The Spearman correlation between validation set explanation metrics and test set fairness is unstable. MRR@1 is consistently lower than the baseline using validation set IU directly. Conclusion: Explanations are unreliable for model selection.

RQ3: Training Debiasing

Method Race AvgIU↓ Gender AvgIU↓ Religion AvgIU↓
Default BERT 3.17 0.66 1.27
Best Expl. Regularization ~1.5 ~0.4 ~0.8
CDA (Best Traditional) 0.50 0.50 0.90

Explanation-based regularization significantly reduces AvgIU, particularly for racial bias. Some methods match or exceed the effectiveness of traditional debiasing techniques.

Key Findings

  • RQ1 ✓: Occlusion and L2 norm methods effectively detect biased predictions. Fairness correlation remains significant even if the model has undergone debiasing training—refuting concerns that "explanation fails after debiasing."
  • RQ2 ✗: Explanation methods cannot replace direct fairness calculations on a validation set for model selection. Cross-model comparisons are unreliable due to shifting attribution patterns.
  • RQ3 ✓: Using sensitive token reliance as a training regularizer effectively reduces bias, performing comparably to or better than several traditional methods.
  • LLM-generated Rationales are less reliable: Natural language explanations from LLMs are inferior to Occlusion/L2 methods for bias detection.

Highlights & Insights

  • Three-Dimensional Systematic Evaluation: Decomposing the "explanation → fairness" link into detection, selection, and debiasing provides nuanced conclusions (2/3 effective) rather than a simple "useful/useless."
  • Mean vs. L2 Insight: Mean-aggregated attribution scores are significantly worse at bias detection than L2 aggregation or Occlusion. This is because Mean requires accurate sign detection for every token contribution, whereas L2 and Occlusion are invariant to direction.
  • Faithfulness ≠ Bias Detection Ability: Appendix analysis shows that the faithfulness of an explanation method is not correlated with its bias detection ability—an "unfaithful" explanation might still capture sensitive feature usage effectively.

Limitations & Future Work

  • Validated only on hate speech detection; generalizing to other classification tasks (e.g., hiring, loan approvals) requires further study.
  • Explanation regularization requires pre-defined sensitive word lists and cannot address implicit biases like proxy features.
  • Does not include reasoning models or CoT prompting—atttributions for these models fall on intermediate reasoning steps rather than inputs, requiring a different framework.
  • Computational costs for 16 methods vary greatly (KernelSHAP is extremely slow); no efficiency-tradeoff analysis was performed.
  • vs.

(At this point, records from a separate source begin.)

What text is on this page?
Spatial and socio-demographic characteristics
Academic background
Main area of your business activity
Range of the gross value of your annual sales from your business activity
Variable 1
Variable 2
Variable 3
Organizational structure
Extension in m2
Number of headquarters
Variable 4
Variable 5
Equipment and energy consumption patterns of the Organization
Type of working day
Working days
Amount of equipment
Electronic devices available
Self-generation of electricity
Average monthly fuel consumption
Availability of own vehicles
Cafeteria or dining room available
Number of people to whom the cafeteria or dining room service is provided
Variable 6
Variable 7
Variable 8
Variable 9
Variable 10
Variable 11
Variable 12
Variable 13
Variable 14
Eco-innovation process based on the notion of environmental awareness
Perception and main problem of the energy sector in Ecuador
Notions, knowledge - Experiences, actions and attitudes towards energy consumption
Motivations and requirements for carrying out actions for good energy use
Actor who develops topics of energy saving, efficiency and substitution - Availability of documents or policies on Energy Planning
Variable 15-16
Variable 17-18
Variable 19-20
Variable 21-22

Dimanov et al. (2020): They found that explanation regularization could harm both performance and fairness. This paper uses a larger scale and finer hyperparameter search to show that explanation regularization can indeed be effective.
  • vs. Slack et al. (2020)/Pruthi et al. (2020): They showed models can hide bias in explanations. This paper finds that while cross-model comparisons are unreliable, explanations can still detect residual bias within a model even after debiasing.
  • Inspiration for ASIDE/AlphaSteer: Methods that separate instructions from data might also affect attribution distributions. This paper's framework can evaluate whether such safety methods also improve fairness.

Rating

  • Novelty: ⭐⭐⭐⭐ First large-scale quantitative study with a systematic three-dimensional design.
  • Experimental Thoroughness: ⭐⭐⭐⭐⭐ Extremely comprehensive (16 methods × 5 models × 7 debiasing × 2 datasets).
  • Writing Quality: ⭐⭐⭐⭐ Clear structure and strong RQ-driven logic.
  • Value: ⭐⭐⭐⭐ Provides a clear guide on the effective vs. ineffective uses of explainability in fair AI.